Manager Gabe Kapler admitted that as much as he would have loved to see a little slice of history, he was not going to let Velasquez run his pitch count much beyond 120. Velasquez’s career-high pitch total is 113, which he threw in his second career start for the Phillies when he also registered a career-high 16 strikeouts against San Diego.

“It’s always (about) what do I do to take care of this guy for the long term?” Kapler said. “So as we creep into that 105 to 110-pitch range, we know that a long at-bat can push that to 115 or 120. A really long at-bat could put you in a really uncomfortable spot.”

Kapler appeared uncomfortable after Velasquez walked Gonzalez on five pitches, pushing the pitch total to 101. Tommy Hunter was already up in the bullpen and you got the feeling that the manager would not mind if the no-hit bid ended immediately.

It did four pitches later when Trevor Story cracked an RBI double off the left-field wall. As the loud ovation for Velasquez’s effort subsided, Kapler went to the mound and called in Hunter. The crowd had to settle for a flirtation with history in addition to seeing a couple of historic humans.

They seemed OK with it even after things got a little uncomfortable when Hunter surrendered an RBI single to Gerardo Parra that cut the Phillies’ lead to 3-2. The Phillies responded with four runs in the bottom of the seventh and they were more than pleased with Velasquez, who was coming off a start in which he allowed a career-high 10 runs in 3 2/3 innings against Milwaukee.

“I thought that was as confident as I’ve ever seen him,” Kapler said. “I thought he was easy, his demeanor was easy, he was relaxed and I think that came from his ability to throw strikes inside. I think he was very confident in his fastball inside.”

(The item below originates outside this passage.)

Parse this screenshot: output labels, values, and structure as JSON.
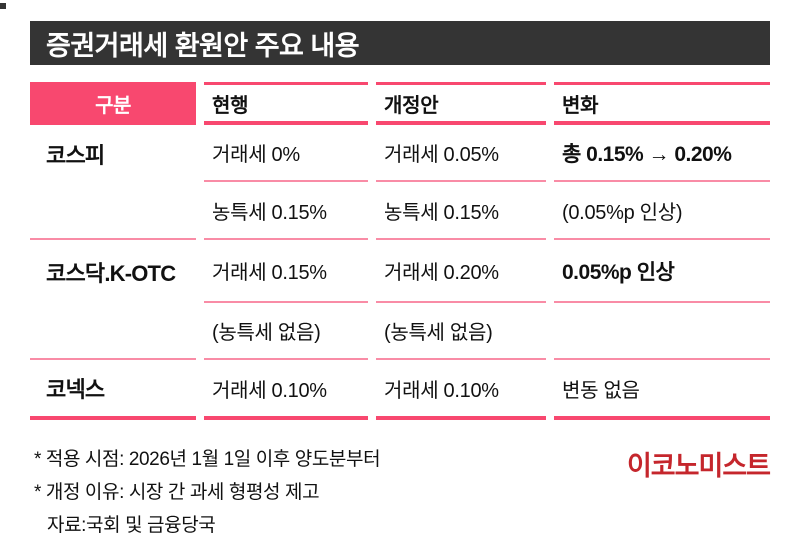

The manager also gave credit to catcher Andrew Knapp for urging Velasquez to throw his fastball on the inner half of the plate.

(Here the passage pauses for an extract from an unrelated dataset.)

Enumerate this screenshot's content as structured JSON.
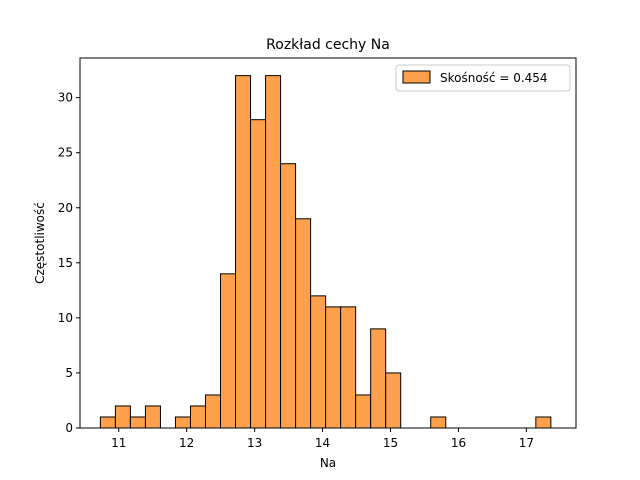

“Right from the beginning, Knapp and I were pretty much locked in,” Velasquez said. “That’s a big confidence booster right there when you have a guy who calls a good game and you’re right on pace with him.”

It was the first time Knapp had been behind the plate for a Velasquez start since May 5, which was a one-hit performance over five innings in a victory over Washington. Listening to Kapler, you got the impression the two will be paired again when Velasquez faces St. Louis Tuesday at home.

“That was the best I’ve seen him battle,” Knapp said. “I think his stuff has probably been better in the past. It’s always electric, but for him to go out and to have the poise on the mound to continue to put pitches on that lineup was really cool to watch. That’s a tough lineup.”

Knapp also contributed two of the Phillies’ 13 hits and scored a couple of runs. It was his first two-hit game since April 18. In between that game and Thursday’s victory, the Phillies’ backup catcher went 5-for-44 (.114).

“I feel like I’ve been having much better at-bats of late,” Knapp said. “Obviously it’s a little bit tougher with limited playing time, but I’ve been working in the cage with the fastball machine, so that helps with the velocity you see.”

Knapp would have loved to have caught a no-hitter Thursday, but Velasquez was not going to pitch one. Not by himself at least. Kapler and the Phillies were more than happy with what Velasquez gave them. They’d just love to see it on a much more consistent basis.